Because that’s just how these carefully crafted bills are treated by Presidents guarding their Executive Power.
DDay pointed me to the signing statement that Obama issued in conjunction with the new Intelligence Authorization. There are three key points, IMO.
Presidents still control all the secrets
One thing Obama does is reaffirm the President’s right to control all the secrets.
Section 331′s requirement to provide a “general description” of a covert action finding or notification provides sufficient flexibility to craft an appropriate description for the limited notification, based on the extraordinary circumstances affecting vital interests of the United States and recognizing the President’s authority to protect sensitive national security information. [my emphasis]
I’m not all that surprised or bugged by this. Basically, he seems to be saying that the members of the Intelligence Committees who just won the right to be briefed on covert operations will have to be very creative to understand the statements crafted with “sufficient flexibility” to keep them in the dark.
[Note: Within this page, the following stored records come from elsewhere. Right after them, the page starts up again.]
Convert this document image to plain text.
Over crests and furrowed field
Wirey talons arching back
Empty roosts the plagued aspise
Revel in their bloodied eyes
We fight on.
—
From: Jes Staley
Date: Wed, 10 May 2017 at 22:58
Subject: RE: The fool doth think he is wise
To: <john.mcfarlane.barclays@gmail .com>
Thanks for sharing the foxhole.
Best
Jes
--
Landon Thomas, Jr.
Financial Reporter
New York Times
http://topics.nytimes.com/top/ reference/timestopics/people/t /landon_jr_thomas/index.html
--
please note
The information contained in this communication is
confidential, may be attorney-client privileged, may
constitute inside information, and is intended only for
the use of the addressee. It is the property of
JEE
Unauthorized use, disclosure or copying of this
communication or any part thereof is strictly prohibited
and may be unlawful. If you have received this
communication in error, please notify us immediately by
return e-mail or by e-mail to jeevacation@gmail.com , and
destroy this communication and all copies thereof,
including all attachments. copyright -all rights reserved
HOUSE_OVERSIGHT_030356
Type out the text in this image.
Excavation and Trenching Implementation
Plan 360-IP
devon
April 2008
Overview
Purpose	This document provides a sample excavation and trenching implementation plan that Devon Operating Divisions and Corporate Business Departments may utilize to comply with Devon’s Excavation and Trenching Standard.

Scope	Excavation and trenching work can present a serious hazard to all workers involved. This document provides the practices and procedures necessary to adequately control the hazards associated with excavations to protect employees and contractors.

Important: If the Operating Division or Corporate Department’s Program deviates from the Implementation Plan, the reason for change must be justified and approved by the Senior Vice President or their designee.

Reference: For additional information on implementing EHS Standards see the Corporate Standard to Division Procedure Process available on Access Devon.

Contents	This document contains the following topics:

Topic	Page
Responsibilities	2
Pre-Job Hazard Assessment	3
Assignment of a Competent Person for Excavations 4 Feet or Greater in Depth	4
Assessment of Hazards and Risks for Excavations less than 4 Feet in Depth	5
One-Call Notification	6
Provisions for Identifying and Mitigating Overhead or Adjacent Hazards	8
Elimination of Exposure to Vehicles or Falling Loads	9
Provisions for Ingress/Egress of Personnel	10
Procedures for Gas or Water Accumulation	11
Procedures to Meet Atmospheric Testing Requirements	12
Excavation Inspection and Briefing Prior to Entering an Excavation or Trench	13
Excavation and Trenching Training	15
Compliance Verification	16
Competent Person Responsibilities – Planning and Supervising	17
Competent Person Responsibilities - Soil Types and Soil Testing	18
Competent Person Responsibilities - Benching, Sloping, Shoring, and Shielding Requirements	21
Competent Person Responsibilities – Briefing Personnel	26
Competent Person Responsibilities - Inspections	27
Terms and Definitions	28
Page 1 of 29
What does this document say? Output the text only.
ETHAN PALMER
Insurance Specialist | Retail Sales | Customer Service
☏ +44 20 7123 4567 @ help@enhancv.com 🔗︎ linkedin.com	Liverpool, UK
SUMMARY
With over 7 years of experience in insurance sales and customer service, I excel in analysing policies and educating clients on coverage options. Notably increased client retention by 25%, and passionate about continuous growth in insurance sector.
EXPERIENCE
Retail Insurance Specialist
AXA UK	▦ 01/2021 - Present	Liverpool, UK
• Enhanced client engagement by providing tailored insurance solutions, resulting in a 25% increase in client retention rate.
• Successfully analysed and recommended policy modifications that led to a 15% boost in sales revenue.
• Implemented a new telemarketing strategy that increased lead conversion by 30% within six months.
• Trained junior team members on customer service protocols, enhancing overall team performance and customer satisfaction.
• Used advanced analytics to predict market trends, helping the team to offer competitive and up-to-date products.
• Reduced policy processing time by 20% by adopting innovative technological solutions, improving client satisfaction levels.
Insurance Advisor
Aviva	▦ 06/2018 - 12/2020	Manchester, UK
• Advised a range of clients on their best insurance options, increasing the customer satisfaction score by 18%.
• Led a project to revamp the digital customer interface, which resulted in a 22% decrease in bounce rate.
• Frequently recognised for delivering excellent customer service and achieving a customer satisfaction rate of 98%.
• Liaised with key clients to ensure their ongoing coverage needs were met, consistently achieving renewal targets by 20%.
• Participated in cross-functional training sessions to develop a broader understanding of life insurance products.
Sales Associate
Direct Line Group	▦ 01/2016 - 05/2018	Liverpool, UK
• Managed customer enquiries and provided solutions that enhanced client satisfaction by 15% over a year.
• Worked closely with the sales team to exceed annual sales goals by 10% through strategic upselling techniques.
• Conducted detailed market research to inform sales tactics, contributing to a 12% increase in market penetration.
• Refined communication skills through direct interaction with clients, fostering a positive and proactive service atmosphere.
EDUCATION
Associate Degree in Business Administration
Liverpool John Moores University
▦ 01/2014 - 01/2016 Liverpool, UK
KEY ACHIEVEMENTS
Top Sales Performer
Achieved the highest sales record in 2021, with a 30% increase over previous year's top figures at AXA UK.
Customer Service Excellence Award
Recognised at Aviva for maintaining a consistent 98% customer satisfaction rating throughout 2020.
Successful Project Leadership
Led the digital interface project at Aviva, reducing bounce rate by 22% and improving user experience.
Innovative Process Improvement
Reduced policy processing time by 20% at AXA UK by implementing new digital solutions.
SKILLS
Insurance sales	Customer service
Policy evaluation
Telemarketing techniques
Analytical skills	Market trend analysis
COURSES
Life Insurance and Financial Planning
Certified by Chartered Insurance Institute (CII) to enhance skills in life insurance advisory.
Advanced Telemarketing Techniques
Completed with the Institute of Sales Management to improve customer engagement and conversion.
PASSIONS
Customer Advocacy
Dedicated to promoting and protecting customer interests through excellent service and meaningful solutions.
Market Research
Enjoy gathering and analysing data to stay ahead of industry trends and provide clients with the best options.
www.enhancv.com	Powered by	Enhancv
But hell, this is still a damn sight better than it was.
Note, though, that Obama insists–as most of the legal filings we read here do–that the President retains all of the authority over secrets (presumably including deciding when to leak them broadly to people with no clearance).
Congress still won’t get to see OLC memos
I’m rather more intrigued by this statement, which I take to suggest that the Administration will share the “legal basis” (as in, “the AUMF”) for covert ops, but won’t share documents over which the Administration claims a privilege (which in the past has included OLC documents).
Also, as previously indicated, my Administration understands section 331′s requirement to provide to the intelligence committees “the legal basis” under which certain intelligence activities and covert actions are being or were conducted as not requiring disclosure of any privileged advice or information or disclosure of information in any particular form.
This is pretty important, given that last we heard there were OLC documents authorizing FBI wiretaps and drone strikes that–as far as we know–remain totally secret. Which still means the President will insist on writing law for himself until the Courts tell him differently.
Congress may never know the results of John Durham’s investigation
Then there’s this bit, which would clearly include John Durham’s investigation of the former and some still current members of the intelligence community (heck, it might even include John Brennan’s role in Dick Cheney’s illegal wiretap program).
In accordance with longstanding executive branch policy, my Administration understands section 405′s requirement that the Inspector General make an immediate report to congressional committees regarding investigations focused upon certain current or former IC officials as not requiring the disclosure of privileged or otherwise confidential law enforcement information.
Not only does this say that Obama refuses to let the Inspector General tell Congress whether there will be any accountability for torture, or even (given the broad claims the Administration made to shield Dick Cheney’s Plame testimony) what Durham found after he has closed his investigation, but it also suggests that the IC IG may not tell Congress things that CIA’s IG told Congress in the past. For example, this would cover some of the deaths by torture which were investigated but not prosecuted. So long as DOD or DOJ could claim to be investigating them, it seems, the IC IG would not necessarily tell Congress of the investigation.
Perhaps more troubling, this statement would seem to shield all of FBI’s investigative work–things like surveilling peace activists and conducting data mining of its massive databases.
I’m going to do some more research on what Obama’s trying to do with his statement about whistleblowers.
Moreover, the whistleblower protection provisions in section 405 are properly viewed as consistent with President Clinton’s stated understanding of a provision with substantially similar language in the Intelligence Authorization Act for Fiscal Year 1999. See Statement on Signing the Intelligence Authorization Act for Fiscal Year 1999: Public Papers of the Presidents of the United States, William J. Clinton, 1998 (p. 1825).
But I assume it sharply limits the rights of intelligence community whistleblowers.
This is not as bad as some of Cheney’s signing statements. But it’s clear that the President wants to avoid oversight of his super duper powers.